Baca juga: KKP bersinergi tingkatkan perlindungan bagi awak kapal perikanan

Seperti diketahui, pemerintah Indonesia melalui Kementerian Koordinator Kemaritiman membentuk Tim Perlindungan Awak Kapal Ikan (PAKP). Upaya ini merupakan cara untuk meningkatkan perlindungan awak kapal perikanan Indonesia yang bekerja di dalam maupun luar negeri.

Hal tersebut antara lain karena tenaga kerja di sektor perikanan tangkap belum ditangani dengan baik, di antaranya karena regulasi yang tumpang tindih, program yang masih lemah, tidak adanya direktorat khusus yang bertugas untuk menangani pekerja sektor maritim, dan kualitas SDM awal kapal perikanan yang masih rendah.

Sebelumnya, Deputi Bidang Kedaulatan Maritim, Kementerian Kemaritiman, Dr. Purbaya Yudhi Sadewa, menyatakan, pembentukan tim ini bertujuan untuk mengkaji dan memberikan rekomendasi terkait peraturan dan kebijakan awak kapal perikanan serta menyusun standar operational procedure (SOP) terkait tugas tim nasional.

"Pembentukan tim pelindungan awak kapal perikanan dimaksudkan untuk melakukan harmonisasi regulasi terkait awak kapal perikanan," kata Purbaya.

Selain itu, ujar dia, upaya ini dilakukan untuk mengurangi praktik kerja paksa dan perdagangan orang yang pernah mencuat di Indonesia ketika kasus Benjina terbongkar pada 2015.

Keanggotaan tim ini terdiri dari Kementerian dan Lembaga terkait seperti Kementerian Luar Negeri, Kementerian Kelautan dan Perikanan, Kementerian Perhubungan, Kementerian Tenaga Kerja, BNP2TKI, NGO, pelaku usaha perikanan, dan asosiasi pelaut perikanan.

Tim nasional ini akan fokus pada tiga area kerja, yaitu Penyelarasan Peraturan, Perundangan-undangan Nasional dan Internasional; Pengawasan Bersama; dan Edukasi, Rekrutmen, Penempatan, Pelaporan, dan Pelayanan (ERP3)

Sementara itu, menurut National Project Coordinator Safe Seas Project dari Plan Indonesia, Roosa Sibarani, mengatakan bahwa permasalahan ketenagakerjaan sektor perikanan tangkap mesti ditangani secara komprehensif dari hulu ke hilir.

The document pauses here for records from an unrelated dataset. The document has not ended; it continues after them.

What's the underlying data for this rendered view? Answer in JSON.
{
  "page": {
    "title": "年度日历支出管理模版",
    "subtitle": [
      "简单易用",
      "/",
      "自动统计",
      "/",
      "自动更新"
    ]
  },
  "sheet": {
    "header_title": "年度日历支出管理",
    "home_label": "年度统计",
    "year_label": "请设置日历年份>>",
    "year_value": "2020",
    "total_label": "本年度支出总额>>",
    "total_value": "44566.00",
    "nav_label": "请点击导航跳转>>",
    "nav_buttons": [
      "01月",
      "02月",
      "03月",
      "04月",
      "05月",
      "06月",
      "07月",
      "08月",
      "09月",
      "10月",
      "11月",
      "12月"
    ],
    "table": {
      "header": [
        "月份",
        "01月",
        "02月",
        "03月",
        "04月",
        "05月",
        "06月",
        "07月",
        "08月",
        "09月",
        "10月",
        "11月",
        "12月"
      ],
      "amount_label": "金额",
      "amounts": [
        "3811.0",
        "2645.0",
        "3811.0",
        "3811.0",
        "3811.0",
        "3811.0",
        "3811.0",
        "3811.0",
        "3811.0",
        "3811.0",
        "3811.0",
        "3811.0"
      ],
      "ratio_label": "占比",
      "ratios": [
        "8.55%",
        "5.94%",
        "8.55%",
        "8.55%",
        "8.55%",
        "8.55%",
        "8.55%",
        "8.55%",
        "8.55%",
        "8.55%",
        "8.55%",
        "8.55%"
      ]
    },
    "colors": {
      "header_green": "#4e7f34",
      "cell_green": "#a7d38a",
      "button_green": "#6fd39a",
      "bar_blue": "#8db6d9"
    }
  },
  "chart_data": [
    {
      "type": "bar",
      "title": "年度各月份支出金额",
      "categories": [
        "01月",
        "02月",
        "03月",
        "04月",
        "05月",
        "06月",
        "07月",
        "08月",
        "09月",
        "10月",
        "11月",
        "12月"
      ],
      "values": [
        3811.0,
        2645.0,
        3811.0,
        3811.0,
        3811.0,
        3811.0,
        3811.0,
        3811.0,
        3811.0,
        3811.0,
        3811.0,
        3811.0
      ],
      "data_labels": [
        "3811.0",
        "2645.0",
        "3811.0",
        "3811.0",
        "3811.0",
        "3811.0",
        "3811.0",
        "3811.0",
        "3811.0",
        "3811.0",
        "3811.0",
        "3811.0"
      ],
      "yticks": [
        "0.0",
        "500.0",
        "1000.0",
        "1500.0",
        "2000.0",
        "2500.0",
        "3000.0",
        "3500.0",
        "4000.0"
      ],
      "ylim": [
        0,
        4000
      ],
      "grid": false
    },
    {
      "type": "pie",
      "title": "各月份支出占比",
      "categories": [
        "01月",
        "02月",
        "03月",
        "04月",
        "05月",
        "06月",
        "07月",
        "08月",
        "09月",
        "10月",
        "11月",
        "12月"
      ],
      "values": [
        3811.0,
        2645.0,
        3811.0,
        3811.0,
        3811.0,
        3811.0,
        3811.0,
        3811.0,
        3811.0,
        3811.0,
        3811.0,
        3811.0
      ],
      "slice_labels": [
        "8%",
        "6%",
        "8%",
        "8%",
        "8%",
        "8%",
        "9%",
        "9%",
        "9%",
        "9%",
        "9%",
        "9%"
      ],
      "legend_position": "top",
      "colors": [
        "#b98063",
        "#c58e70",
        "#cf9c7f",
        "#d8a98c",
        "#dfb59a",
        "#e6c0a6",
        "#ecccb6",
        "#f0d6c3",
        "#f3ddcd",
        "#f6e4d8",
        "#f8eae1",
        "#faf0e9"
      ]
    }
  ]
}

"Sejauh ini penanganan tenaga kerja perikanan tangkap ditangani secara sektoral sehingga perlu ada upaya perbaikan sinkronisasi regulasi, pengawasan, dan edukasi untuk meningkatkan keahlian dan kompetensi awak kapal perikanan," kata Roosa Sibarani.

Tim ini diharapkan akan bekerja guna memberikan rekomendasi kebijakan kepada pemerintah untuk penguatan tata kelola ketenagakerjaan sektor perikanan tangkap.